Le premier cas rapporté de lycanthropie clinique que Blom a pu trouver était celui du Français en 1852. Avant cela, dit-il, la lycanthropie était « conceptualisée comme une conversion réelle des humains en loups et vice versa, liée à des thèmes aussi vastes que les influences lunaires, la sorcellerie et la démonologie. » Même à une époque où les explications métaphysiques et surnaturelles prévalaient, les recherches de Blom ont permis de trouver quelques « explications de nature plus rationnelle ». Dès le deuxième siècle, dit-il, les médecins grecs Galen et Marcellus de Side semblent avoir « considéré la lycanthropie comme une maladie plutôt que comme une manifestation de possession maléfique ». Plus tard, au début du Moyen Âge, des remèdes médicaux contre la lycanthropie – comprenant « des mesures diététiques, des médicaments galéniques complexes, des bains chauds, des purgations, des vomissements et des saignées jusqu’à l’évanouissement » – ont été prescrits par des médecins grecs et byzantins qui ont classé la lycanthropie comme un type de mélancolie ou de manie, ou l’ont attribuée à l’épilepsie, à un déséquilibre des humeurs ou à la consommation de drogues. Et bien qu’il ait été en retard de quelques centaines d’années, le médecin néerlandais du XVIe siècle Johannes Wier est arrivé à la même conclusion que les Grecs et « a été loué pour avoir été le premier à désigner la lycanthropie comme une affliction naturelle plutôt que surnaturelle. »

Ces explications médicales ne se sont pas imposées tout de suite, et pendant longtemps, dit Blom, « des cas isolés de pensée proto-scientifique » ont existé à côté des interprétations « traditionnelles, métaphysiques » de la lycanthropie, même après la révolution scientifique. Les diagnostics médicaux concernant les supposés loups-garous n’ont pas toujours été le fruit d’un raisonnement scientifique. Dans l’Angleterre du XVIIe siècle, par exemple, Blom affirme que les lycanthropes étaient « généralement considérés comme des victimes d’un délire dû à une mélancolie excessive – non pas parce que les médecins anglais étaient tellement en avance sur leurs collègues continentaux de l’époque, mais plutôt parce que les loups étaient alors déjà éteints dans leur pays, et que le thème du loup-garou avait été supplanté par des mythes similaires impliquant le chat et le lièvre. »
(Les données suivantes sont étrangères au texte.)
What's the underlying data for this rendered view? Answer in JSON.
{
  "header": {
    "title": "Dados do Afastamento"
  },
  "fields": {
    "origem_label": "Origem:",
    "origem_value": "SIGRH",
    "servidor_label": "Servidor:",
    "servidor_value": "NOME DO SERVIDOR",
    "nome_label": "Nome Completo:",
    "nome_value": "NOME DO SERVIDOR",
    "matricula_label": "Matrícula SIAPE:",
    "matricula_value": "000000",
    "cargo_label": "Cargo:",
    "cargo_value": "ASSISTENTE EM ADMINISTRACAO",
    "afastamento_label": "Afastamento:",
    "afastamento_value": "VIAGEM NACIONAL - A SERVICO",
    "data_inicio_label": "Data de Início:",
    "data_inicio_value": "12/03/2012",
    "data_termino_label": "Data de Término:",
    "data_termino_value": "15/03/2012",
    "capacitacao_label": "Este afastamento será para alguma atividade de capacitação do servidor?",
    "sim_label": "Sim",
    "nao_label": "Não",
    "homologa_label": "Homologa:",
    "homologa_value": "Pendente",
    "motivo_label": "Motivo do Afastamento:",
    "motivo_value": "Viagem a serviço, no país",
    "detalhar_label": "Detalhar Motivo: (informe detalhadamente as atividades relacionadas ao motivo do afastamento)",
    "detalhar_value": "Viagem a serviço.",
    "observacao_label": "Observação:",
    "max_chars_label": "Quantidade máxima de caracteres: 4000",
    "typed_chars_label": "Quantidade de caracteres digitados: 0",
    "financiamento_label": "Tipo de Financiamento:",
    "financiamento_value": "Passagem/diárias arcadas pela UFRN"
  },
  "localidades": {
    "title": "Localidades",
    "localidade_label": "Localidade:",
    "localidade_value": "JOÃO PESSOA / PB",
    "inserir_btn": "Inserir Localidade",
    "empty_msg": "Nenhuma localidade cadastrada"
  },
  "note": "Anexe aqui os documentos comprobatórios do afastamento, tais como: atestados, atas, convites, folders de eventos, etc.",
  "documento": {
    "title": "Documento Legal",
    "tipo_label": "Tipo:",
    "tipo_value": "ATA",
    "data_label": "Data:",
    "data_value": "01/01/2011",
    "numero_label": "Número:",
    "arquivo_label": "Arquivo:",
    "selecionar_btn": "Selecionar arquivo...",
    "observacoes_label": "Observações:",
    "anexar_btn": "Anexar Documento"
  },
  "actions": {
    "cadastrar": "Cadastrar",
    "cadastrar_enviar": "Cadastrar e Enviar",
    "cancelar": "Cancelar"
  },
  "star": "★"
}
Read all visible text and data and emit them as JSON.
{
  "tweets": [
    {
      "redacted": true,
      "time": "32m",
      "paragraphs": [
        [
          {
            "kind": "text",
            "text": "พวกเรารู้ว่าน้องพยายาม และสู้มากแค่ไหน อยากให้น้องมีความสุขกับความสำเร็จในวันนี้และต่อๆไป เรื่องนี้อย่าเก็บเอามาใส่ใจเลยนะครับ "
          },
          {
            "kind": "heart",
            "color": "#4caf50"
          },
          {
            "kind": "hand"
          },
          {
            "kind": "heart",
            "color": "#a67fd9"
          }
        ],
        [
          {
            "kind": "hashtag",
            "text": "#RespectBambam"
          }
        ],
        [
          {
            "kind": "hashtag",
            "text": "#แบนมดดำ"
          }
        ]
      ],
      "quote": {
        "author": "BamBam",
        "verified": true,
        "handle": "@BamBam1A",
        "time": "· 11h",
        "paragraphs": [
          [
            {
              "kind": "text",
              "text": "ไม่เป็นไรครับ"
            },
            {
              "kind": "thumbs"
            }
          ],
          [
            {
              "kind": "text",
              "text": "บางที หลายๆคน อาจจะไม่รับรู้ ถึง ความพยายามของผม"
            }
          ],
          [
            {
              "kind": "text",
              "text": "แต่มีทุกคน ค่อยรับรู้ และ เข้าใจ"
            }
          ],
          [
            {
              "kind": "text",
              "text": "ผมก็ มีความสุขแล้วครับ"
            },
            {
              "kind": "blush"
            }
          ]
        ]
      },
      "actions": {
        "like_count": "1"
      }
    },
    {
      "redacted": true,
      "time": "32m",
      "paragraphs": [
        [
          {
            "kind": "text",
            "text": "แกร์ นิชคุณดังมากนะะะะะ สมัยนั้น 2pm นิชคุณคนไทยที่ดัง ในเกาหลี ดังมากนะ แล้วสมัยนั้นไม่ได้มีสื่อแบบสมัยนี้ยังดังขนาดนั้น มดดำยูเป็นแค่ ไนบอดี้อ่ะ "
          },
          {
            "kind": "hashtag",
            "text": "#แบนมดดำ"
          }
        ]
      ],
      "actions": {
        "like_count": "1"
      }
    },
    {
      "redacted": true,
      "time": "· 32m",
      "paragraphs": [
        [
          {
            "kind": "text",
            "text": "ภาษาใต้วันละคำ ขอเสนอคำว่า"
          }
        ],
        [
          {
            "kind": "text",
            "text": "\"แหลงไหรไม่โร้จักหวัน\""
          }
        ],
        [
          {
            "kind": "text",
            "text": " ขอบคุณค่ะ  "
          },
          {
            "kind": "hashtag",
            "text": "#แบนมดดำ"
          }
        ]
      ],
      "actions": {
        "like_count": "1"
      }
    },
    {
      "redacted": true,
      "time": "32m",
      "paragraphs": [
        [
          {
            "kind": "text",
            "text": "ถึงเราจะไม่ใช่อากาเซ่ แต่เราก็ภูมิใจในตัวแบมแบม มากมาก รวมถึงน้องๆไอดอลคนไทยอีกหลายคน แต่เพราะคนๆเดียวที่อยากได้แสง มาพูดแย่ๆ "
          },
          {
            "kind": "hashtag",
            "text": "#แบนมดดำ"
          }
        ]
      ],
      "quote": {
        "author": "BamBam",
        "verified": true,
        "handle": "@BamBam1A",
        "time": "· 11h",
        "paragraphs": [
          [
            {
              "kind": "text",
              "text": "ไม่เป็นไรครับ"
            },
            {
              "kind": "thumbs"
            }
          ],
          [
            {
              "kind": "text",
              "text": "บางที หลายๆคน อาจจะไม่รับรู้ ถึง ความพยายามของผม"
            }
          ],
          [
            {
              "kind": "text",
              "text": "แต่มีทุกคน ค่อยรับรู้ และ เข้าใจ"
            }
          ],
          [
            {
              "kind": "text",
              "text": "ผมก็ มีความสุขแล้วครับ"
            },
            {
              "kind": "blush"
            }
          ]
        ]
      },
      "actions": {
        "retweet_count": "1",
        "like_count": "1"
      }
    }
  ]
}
Au XIXe siècle, les explications surnaturelles avaient été mises de côté et les médecins occidentaux considéraient généralement la lycanthropie clinique comme une croyance délirante qu’il valait mieux traiter avec des produits pharmaceutiques. Aujourd’hui encore, cependant, la cause sous-jacente de cette maladie n’est pas bien comprise et les cas ne sont pas très bien documentés. Et parce que, comme le dit Blom, elle se produit généralement en même temps que d’autres symptômes qui orientent les médecins vers « des diagnostics plus conventionnels tels que la schizophrénie, le trouble bipolaire et ainsi de suite », la lycanthropie clinique pourrait être sous-déclarée, les médecins ne criant pas au loup aussi souvent qu’ils le devraient.